“My husband and I took turns attending the [scientific research conference] and playing with our daughter. When I was in mom mode, I became invisible to colleagues passing in the street of the small town in which the conference was held. When I was alone, everyone waved or stopped to chat. The difference was really striking, especially since my husband was visible whether he was with or without our daughter.”
So writes the pseudonymous blogger at Scientist + Professor + Woman = Me. (And BTW, she makes a good case for pseudonymous blogging — would you want to be that frank with your name attached? Especially when the world’s full of well-educated professional guys who won’t believe her?)
Fortunately, some men are also pointing out that the cultural and institutional climate of science can be hostile to women.
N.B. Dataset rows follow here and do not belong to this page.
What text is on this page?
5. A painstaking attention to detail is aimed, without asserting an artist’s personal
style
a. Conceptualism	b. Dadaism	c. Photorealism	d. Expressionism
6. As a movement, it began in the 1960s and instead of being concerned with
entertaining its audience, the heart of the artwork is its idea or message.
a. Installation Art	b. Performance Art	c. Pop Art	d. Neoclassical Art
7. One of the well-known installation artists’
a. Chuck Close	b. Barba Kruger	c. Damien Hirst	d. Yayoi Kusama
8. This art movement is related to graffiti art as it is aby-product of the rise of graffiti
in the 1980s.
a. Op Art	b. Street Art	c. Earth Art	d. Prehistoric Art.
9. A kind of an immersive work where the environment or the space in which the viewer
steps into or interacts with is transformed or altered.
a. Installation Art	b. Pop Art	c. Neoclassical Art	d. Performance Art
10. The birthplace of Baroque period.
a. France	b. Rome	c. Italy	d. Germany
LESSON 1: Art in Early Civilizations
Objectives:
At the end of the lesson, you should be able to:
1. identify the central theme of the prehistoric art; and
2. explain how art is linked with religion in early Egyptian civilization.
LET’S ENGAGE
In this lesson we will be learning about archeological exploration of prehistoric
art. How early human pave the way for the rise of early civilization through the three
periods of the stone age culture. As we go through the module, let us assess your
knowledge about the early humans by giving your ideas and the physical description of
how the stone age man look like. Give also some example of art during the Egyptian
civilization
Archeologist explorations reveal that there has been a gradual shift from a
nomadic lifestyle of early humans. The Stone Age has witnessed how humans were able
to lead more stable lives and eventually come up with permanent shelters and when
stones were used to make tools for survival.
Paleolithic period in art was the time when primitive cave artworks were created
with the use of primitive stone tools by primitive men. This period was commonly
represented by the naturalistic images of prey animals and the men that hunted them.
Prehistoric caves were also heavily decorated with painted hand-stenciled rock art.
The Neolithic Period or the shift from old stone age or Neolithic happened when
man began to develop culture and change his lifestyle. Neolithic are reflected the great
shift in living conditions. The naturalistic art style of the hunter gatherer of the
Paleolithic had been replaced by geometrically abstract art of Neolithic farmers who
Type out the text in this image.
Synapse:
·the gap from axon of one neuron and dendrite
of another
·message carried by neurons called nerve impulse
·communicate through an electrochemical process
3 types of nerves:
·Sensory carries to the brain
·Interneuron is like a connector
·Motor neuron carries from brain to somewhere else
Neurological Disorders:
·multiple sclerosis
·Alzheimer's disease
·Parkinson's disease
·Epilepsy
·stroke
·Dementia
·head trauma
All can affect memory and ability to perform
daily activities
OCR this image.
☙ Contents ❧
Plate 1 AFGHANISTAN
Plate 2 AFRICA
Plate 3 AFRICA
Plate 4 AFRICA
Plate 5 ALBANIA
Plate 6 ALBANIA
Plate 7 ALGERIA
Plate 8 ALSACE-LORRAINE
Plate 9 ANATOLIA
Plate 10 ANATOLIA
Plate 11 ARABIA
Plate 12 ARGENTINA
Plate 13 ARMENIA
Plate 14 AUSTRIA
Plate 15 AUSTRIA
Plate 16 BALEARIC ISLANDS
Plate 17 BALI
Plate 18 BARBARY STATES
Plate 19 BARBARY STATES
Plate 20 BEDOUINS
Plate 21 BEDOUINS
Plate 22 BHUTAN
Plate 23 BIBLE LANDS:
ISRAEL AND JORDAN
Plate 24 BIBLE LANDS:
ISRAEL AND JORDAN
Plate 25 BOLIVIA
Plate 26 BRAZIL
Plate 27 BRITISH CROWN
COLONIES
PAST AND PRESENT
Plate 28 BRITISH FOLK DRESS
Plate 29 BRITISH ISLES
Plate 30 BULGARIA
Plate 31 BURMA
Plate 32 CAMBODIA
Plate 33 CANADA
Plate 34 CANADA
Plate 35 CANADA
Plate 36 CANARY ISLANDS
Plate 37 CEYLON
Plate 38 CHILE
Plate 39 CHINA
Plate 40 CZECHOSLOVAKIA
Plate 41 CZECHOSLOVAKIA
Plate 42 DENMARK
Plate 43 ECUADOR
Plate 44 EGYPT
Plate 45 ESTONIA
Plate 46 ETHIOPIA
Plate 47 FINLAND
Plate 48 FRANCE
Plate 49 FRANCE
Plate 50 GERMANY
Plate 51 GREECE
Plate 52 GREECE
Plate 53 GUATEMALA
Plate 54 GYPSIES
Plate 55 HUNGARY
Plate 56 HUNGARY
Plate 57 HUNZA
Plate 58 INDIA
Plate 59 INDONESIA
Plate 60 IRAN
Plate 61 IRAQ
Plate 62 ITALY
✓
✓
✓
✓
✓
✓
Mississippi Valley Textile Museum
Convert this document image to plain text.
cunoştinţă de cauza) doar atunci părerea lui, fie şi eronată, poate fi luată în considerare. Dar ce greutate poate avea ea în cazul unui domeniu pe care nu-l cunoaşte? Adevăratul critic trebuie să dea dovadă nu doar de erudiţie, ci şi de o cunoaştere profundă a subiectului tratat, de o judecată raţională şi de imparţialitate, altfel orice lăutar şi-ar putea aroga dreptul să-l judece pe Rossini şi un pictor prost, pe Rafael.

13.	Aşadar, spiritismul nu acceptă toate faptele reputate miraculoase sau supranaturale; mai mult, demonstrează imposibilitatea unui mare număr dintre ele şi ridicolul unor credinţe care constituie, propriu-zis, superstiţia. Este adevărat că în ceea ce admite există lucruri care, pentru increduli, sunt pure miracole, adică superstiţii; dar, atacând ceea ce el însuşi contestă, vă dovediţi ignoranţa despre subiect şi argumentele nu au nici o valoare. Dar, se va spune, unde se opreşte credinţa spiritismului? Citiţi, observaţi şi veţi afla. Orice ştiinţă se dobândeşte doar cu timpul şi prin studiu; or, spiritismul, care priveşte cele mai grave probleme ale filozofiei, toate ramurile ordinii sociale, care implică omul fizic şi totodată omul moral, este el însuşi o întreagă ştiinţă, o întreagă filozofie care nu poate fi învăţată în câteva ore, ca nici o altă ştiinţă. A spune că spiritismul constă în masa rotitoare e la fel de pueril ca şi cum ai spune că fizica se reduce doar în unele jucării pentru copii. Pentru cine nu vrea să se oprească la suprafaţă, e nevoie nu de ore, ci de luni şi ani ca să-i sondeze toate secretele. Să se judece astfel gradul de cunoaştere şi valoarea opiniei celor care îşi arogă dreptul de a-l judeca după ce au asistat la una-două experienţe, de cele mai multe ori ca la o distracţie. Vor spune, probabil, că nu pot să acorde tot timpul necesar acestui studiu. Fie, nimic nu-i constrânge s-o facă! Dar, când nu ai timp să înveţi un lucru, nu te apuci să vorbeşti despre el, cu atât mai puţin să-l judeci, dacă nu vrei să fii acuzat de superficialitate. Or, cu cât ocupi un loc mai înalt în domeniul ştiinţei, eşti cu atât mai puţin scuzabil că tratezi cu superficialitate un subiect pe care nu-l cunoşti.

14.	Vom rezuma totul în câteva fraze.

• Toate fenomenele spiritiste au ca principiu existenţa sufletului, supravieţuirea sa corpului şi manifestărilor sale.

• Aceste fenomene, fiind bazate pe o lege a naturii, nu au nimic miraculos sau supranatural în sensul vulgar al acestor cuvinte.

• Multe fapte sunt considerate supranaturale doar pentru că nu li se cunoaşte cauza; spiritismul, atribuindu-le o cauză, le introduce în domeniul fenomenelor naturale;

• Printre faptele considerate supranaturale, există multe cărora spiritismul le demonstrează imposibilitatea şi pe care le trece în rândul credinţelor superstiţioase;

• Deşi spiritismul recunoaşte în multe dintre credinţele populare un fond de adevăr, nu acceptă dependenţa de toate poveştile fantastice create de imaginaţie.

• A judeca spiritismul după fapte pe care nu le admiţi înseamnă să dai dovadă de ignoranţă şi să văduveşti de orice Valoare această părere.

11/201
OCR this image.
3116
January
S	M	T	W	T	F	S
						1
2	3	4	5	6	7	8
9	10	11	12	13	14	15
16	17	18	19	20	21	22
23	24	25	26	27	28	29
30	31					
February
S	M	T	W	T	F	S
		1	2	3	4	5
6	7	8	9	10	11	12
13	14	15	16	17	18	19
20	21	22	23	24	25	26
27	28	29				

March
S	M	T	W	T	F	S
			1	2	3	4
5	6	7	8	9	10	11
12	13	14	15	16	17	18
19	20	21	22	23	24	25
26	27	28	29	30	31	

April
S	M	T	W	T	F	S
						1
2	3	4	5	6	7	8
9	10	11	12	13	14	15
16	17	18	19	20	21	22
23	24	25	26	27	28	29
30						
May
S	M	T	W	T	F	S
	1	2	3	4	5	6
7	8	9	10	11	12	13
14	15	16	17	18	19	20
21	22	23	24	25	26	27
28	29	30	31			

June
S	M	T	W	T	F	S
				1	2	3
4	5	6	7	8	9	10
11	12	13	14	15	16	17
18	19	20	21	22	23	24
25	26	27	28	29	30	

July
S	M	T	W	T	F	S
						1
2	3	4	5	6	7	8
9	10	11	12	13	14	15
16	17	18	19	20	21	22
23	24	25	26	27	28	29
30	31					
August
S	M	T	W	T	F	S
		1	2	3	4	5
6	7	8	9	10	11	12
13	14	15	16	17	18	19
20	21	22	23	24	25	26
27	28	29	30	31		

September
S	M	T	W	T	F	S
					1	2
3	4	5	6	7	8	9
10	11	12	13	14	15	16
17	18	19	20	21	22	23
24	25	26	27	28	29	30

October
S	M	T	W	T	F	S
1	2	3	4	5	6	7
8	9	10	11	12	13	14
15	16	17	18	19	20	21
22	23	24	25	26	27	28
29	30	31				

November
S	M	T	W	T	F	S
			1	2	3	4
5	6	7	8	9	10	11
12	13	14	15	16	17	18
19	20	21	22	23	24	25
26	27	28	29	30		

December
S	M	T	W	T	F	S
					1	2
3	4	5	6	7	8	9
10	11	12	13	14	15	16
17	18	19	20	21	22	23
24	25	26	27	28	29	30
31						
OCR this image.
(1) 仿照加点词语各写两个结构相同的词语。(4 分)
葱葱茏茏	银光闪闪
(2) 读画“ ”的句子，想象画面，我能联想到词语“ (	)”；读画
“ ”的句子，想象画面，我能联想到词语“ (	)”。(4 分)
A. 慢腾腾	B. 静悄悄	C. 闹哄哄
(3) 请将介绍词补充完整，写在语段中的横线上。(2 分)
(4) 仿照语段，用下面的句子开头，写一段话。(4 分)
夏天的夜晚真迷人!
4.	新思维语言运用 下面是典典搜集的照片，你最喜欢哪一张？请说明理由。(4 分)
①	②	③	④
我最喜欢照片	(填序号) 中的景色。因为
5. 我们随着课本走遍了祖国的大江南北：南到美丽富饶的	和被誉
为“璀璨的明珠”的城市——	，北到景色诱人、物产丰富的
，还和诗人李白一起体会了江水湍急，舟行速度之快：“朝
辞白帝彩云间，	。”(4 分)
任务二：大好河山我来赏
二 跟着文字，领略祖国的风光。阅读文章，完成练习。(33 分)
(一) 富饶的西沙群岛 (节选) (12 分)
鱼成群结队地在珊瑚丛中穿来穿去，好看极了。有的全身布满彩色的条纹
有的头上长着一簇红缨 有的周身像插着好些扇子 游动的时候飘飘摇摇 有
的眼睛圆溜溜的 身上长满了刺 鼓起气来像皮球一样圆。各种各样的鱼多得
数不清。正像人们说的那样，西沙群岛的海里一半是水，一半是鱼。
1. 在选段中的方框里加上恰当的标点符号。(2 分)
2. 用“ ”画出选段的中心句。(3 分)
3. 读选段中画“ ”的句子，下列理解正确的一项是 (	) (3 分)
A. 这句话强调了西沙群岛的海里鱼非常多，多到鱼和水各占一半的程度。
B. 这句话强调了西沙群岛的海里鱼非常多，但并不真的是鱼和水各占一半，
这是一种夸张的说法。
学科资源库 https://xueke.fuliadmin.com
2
Sean Carroll has a good post and a better discussion up at Cosmic Variance, focusing mainly on physics. Rob Knop contributes a useful taxonomy of problematic men (ranging from the minority of actual creeps down to the keep-your-head-down clueless). Meanwhile Knop’s full blog post on the subject at Galactic Interactions has been taken down by order of his department chair (really! check it out!), whose writ hopefully reaches no farther.
In a more angry vein, a while back the definitely nonpseudonymous Zuska offered a darker take on what’s supposed to be a feel-good story about a Fermilab physicist who faced all-but-insurmountable catch-22 problems with picking up her career after taking five years off to start a family.
None of these folks quotes Catharine MacKinnon, but they could: the field is organized so as to be perfectly fair, so long as you are either a man with a stay-at-home wife, or a woman who can impersonate one.